I'm usually pretty terrible about remembering to bring my camera to events. This weekend, however, I did remember to bring it along to the Colorado Irish Festival and Feis. So here's the group from this weekend, moving from left to right:
- Sally Houston
- Laura O'Sullivan
- Anne Hall
- Eddie Murphy
- Ryan Duns
- Shawn Bollig
The weekend was really a lot of fun. It's so refreshing to be with people with whom you share a common love and passion.
I didn't get a clear picture of it, but I would like to mention a little bit about the physical setting of this year's feis.
The festival is held in Littleton, Colorado. Indeed, it is held very near to Columbine High School. The memorial commemorating the lives lost that fateful day is also on the grounds.
From where I sat facing the stage, I looked past the Irish dancers and onto the memorial. It served as a sobering reminder of the preciousness of human life and the terrible violence we are capable of inflicting on one another. It seemed a strange juxtaposition: young people dancing and celebrating life in the presence of a memorial for those whose lives were cut short by anger and rage. I don't know that many of the dancers realized where they were, but it touched me deeply. I prayed often over the course of the two days for peace for the victims, the perpetrators, and their families.
Our world is filled with memorials. Some are things to be visited, others are passed along in stories and song. Irish dancing, understood rightly, is a memorial: it embodies the giving-over of oneself to the music of a country, it recalls in the life and body of the dancer the joy and power of a people, it connects the dancing masters of Ireland to today's competitors. We go astray when we forget this, when we focus only on the "now" and forget that we have inherited great riches from those who have come before us.
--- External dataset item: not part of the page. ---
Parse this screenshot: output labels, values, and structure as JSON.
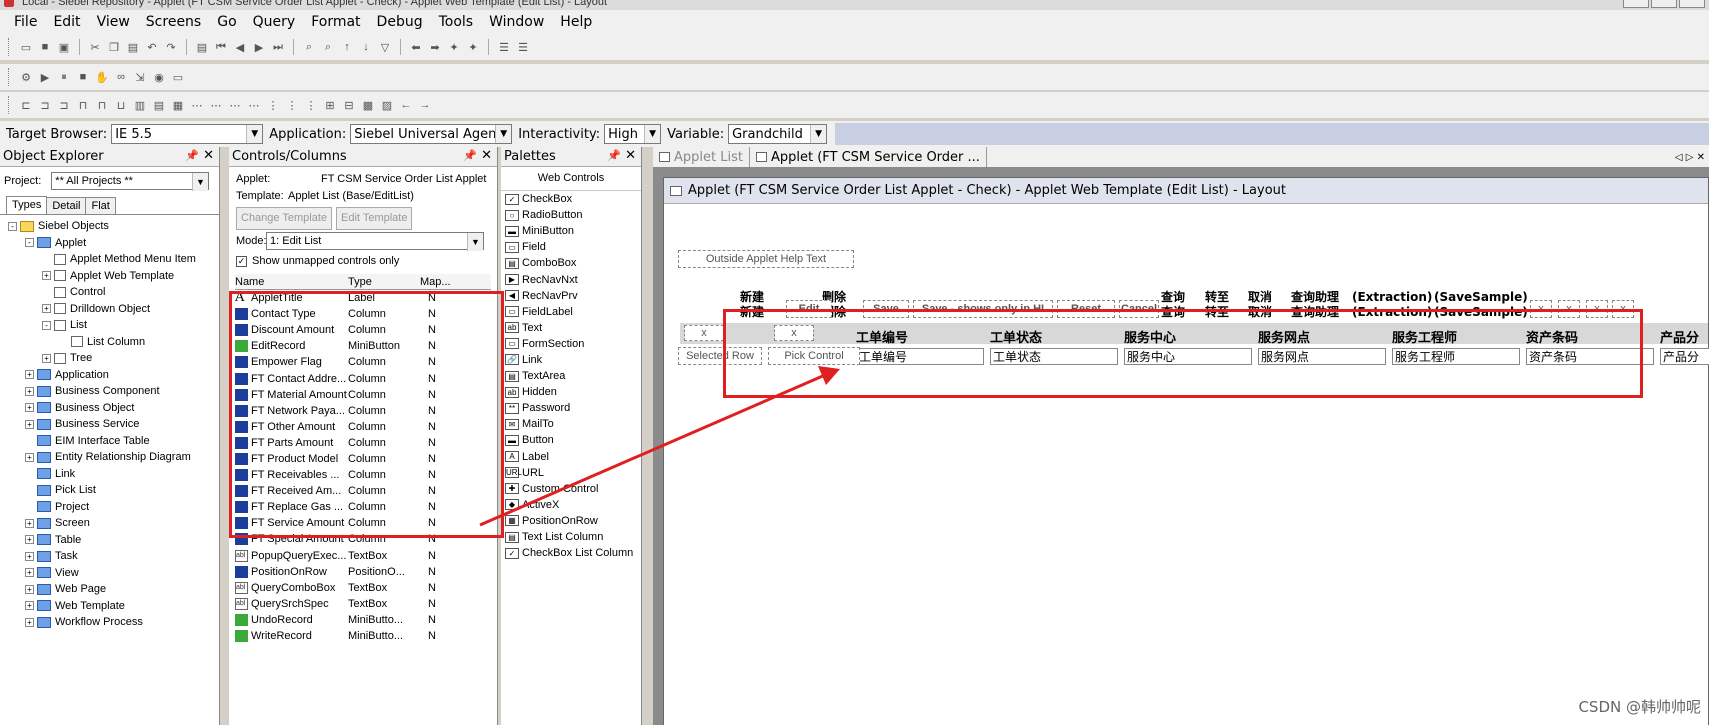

The dark grace of the Columbine memorial is that it, too, reminds us of our inheritance. We have inherited a history of bloodshed and violence, as well as reconciliation and healing. As Irish dancing suffers when it is divorced from its history, likewise do we trivialize the lives and losses commemorated when we treat memorials as "things to see" rather than sites where profound happenings have taken place. It would make me sad to think of people who "strolled through" the Columbine memorial as though it were a garden. It is a place, a destination, calling for us to stand in awe and silence, a place that penetrates deep into the human heart with the awareness of what humankind is capable of doing. One ought to leave such a site not with a "wow, that was cool" but, rather, with a pierced heart and an emboldened determination that this never happen again.